Hoofdstuk 2 De hulpvraag

2.1 Melding bij de gemeente (art. 2.1 van de verordening)

  • 1a.

    Een hulpvraag kan door of namens een cliënt bij de gemeente worden ingediend. Het melden kan schriftelijk, mondeling, telefonisch of digitaal plaatsvinden.

  • 1b.

    Het college heeft voor het doen van een melding van een hulpvraag een meldingsformulier vastgesteld.

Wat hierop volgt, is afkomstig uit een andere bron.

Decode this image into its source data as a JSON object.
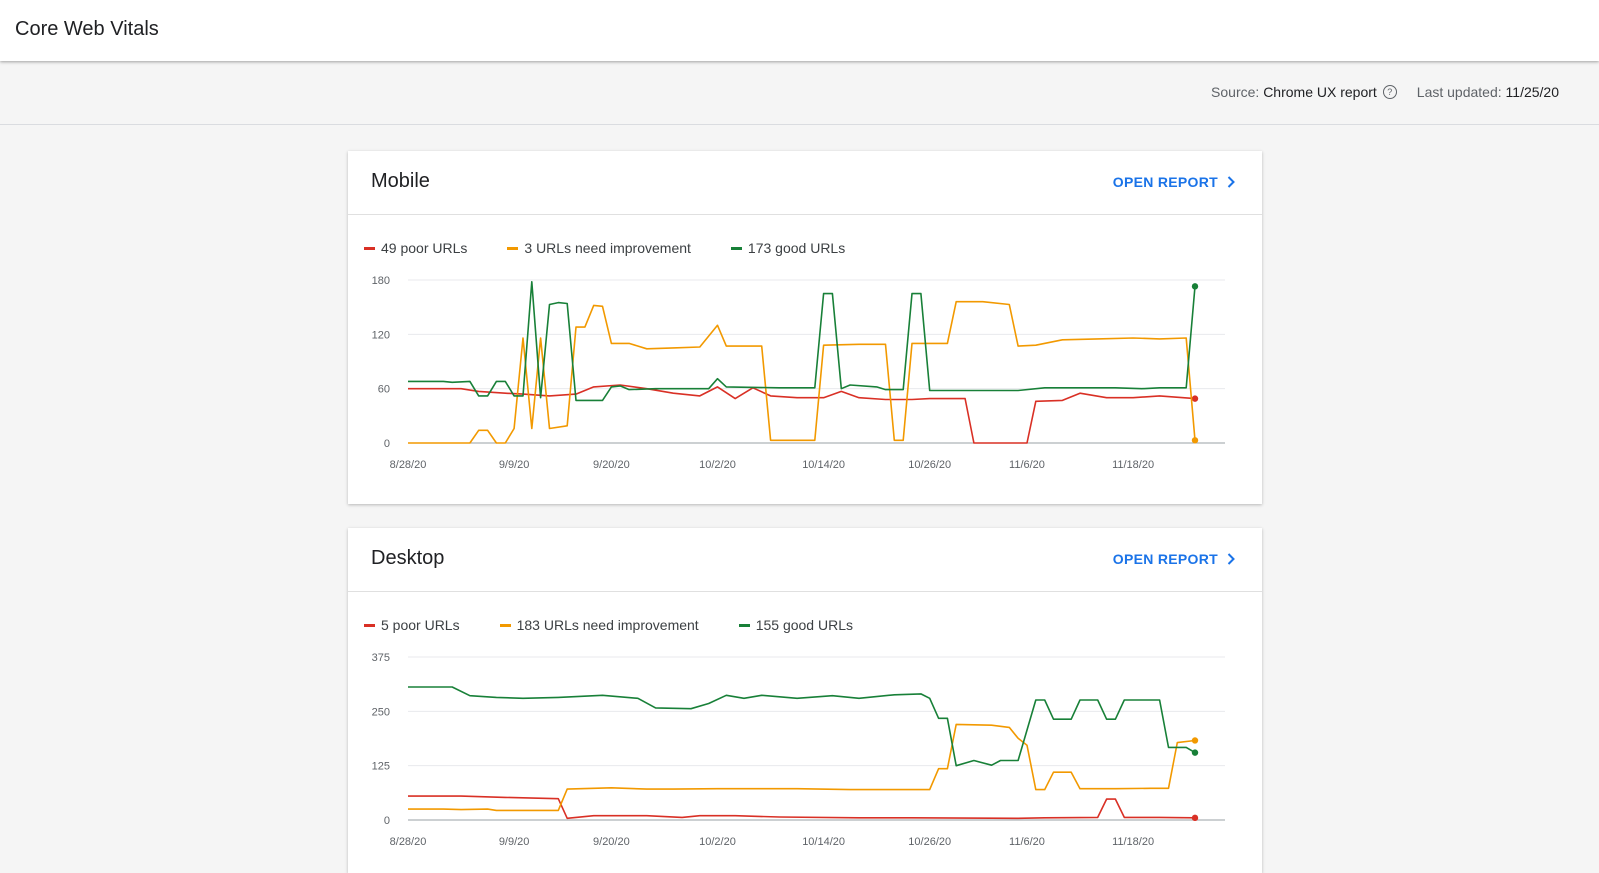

Het meldingsformulier is digitaal in te vullen op de website van de gemeente: www.terneuzen.nl en de website van aan-z: www.aan-z.eu.

  • 2.

    In artikel 2.3.2 lid 1 van de Wmo 2015 bepaalt dat het college de ontvangst van de melding bevestigt. De cliënt krijgt van de consulent een ontvangstbevestiging per mail of per brief. Er wordt binnen 5 werkdagen na ontvangstdatum van de melding een afspraak met de cliënt gemaakt. De cliënt wordt daarbij over de mogelijkheid van cliëntondersteuning geïnformeerd.

  • 3.

    Cliëntondersteuning is onafhankelijke ondersteuning met informatie, advies en algemene ondersteuning die bijdraagt aan het versterken van de zelfredzaamheid en participatie en het verkrijgen van een zo integraal mogelijke dienstverlening op het gebied van maatschappelijke ondersteuning, preventieve zorg, zorg, jeugdhulp, onderwijs, welzijn, wonen, werk en inkomen De cliënt bepaalt of en wie hij als cliëntondersteuner wil. Daarbij heeft de cliënt drie mogelijkheden:

    • a

      de cliënt kiest iemand uit zijn eigen netwerk, bijvoorbeeld een familielid, een vriend of buurvrouw;

    • b

      de cliënt kiest voor een professionele ondersteuner die de gemeente gratis aanbiedt. Gemeente Terneuzen heeft de professionele cliëntondersteuning belegd bij aan-z;

    • c

      de cliënt doet een beroep op de cliëntondersteuning van de buurgemeenten Hulst en Sluis. Gemeente Terneuzen heeft met deze gemeenten de afspraak dat als een cliënt geen beroep wil doen op de professionele cliëntondersteuning van aan-z, hij er altijd voor kan kiezen om een beroep te doen op de gemeenten Hulst of Sluis. De consulenten van deze gemeenten nemen in dat geval de taak van cliëntondersteuning voor hun rekening.

  • 2.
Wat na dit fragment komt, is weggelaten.